It's Not Memory Loss - Older Minds May Just Be Fuller of Information
Hugh Pickens DOT Com writes: "Benedict Carey writes in the NYT that the idea that the brain slows with age is one of the strongest in all of psychology. But a new paper suggests that older adults' performance on cognitive tests reflects the predictable consequences of learning on information-processing, and not cognitive decline. A team of linguistic researchers from the University of Tübingen in Germany used advanced learning models to search enormous databases of words and phrases. Since educated older people generally know more words than younger people, simply by virtue of having been around longer, the experiment simulates what an older brain has to do to retrieve a word. When the researchers incorporated that difference into the models, the aging 'deficits' largely disappeared. That is to say, the larger the library you have in your head, the longer it usually takes to find a particular word (or pair). 'What shocked me, to be honest, is that for the first half of the time we were doing this project, I totally bought into the idea of age-related cognitive decline in healthy adults,' says lead author Michael Ramscar but the simulations 'fit so well to human data that it slowly forced me to entertain this idea that I didn't need to invoke decline at all.' The new report will very likely add to a growing skepticism about how steep age-related decline really is. Scientists who study thinking and memory often make a broad distinction between 'fluid' and 'crystallized' intelligence. The former includes short-term memory, like holding a phone number in mind, analytical reasoning, and the ability to tune out distractions, like ambient conversation. The latter is accumulated knowledge, vocabulary and expertise. 'In essence, what Ramscar's group is arguing is that an increase in crystallized intelligence can account for a decrease in fluid intelligence,' says Zach Hambrick, In the meantime the new digital-era challenge to 'cognitive decline' can serve as a ready-made explanation for blank moments, whether senior or otherwise (PDF). 'It's not that you're slow,' says Carey. 'It's that you know so much.'"

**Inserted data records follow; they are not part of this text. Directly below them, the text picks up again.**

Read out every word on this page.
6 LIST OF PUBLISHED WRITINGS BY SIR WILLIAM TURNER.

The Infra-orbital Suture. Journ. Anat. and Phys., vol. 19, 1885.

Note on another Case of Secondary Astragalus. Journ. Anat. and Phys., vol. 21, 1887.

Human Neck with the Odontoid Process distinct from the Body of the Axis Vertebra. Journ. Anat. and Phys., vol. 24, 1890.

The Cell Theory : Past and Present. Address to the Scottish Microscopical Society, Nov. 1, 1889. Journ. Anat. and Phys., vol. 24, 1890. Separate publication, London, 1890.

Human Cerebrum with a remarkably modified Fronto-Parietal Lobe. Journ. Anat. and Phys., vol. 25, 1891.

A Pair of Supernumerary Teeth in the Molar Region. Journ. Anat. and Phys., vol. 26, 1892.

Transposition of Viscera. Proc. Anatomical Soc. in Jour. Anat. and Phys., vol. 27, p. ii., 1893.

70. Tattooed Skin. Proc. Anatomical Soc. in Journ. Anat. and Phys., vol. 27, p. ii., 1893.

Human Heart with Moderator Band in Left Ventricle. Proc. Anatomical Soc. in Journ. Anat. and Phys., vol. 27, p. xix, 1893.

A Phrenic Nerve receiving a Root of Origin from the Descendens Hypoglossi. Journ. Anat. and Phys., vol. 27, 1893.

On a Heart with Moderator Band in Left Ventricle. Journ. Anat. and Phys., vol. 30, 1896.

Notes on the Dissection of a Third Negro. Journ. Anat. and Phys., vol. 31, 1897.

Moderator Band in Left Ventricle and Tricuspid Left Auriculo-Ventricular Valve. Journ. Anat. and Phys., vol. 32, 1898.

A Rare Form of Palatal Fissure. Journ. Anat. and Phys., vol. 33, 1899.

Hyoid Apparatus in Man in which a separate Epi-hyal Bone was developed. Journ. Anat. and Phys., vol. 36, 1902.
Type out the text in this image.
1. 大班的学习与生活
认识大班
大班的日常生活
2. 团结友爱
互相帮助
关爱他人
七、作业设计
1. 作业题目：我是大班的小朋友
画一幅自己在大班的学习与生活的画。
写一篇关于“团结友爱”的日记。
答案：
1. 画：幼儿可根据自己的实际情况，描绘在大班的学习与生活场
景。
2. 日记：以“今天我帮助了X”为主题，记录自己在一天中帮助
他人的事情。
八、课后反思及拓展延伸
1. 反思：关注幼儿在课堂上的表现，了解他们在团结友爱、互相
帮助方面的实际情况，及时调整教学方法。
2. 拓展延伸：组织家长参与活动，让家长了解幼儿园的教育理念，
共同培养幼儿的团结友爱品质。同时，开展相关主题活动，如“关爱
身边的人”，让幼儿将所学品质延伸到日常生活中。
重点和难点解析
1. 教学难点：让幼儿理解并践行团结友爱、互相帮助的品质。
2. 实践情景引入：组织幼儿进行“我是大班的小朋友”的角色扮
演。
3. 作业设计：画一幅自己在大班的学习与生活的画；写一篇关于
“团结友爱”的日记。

And that's my experience - too many names to keep track of, too much information inflow to filter makes me forget names of people even though I recognize their faces.
The big problem with age is that your mind gets filled up with information, and it's hard to intentionally forget stuff. Sometimes it's easier to remember old stuff than new. If there only was a way to forget some bad old stuff to make room for new...
One way to improve the situation is to lower the time spent watching TV since that's a giant information feed. And lack of sleep impacts the memory capacity too.
Also realize that the human brain has evolved to be an information store and an association processor to pick out a good solution for a problem based on what seems to be insufficient data. This is of course not always a blessing - it's a curse too, and that's what causes the balance between a genius and a mad man. I would like to extend the quote by Arthur Schopenhauer: "Talent hits a target no one else can hit. Genius hits a target no one else can see." to also add "A mad man sees a target that isn't there."
If builders built buildings the way programmers wrote programs, then the first woodpecker would destroy civilization.
Jeff Hawkins pointed out that the game "twenty questions" is popular and significant. In twenty yes/no questions you can identify one million objects or concepts (2^20 = 1024*1024).
He conjectured that the reason the game isn't "twenty five questions" or any other number is that the data capacity of the human brain is about this much. By the anthropic principle, we use twenty questions because a game with any other number would be too easy or hard.
(Perhaps the game is interesting because our brains hold 2 million concepts, giving the game a 50% chance of success. While arguable, this is still predicts a range of "about a million" concepts for the fully loaded brain.)
This number (and the conjecture) has stuck with me. The idea that you can build a culturally literate mind - with the ability to understand a political speech, read a newspaper article, apply for a job - would take an understanding of only about a million concepts.
I play Scrabble.
Both in my native language (Estonian) and in English.
I am much much MUCH faster in English Scrabble than in Estonian one. I believe the reason to be the same. Picking a word from my limited English vocab is fast. Working through all resources of my native language takes time.
As a result, I can beat most native English speakers in a timed game simply because of my speed, whereas my native Scrabble skills are mediocre at best.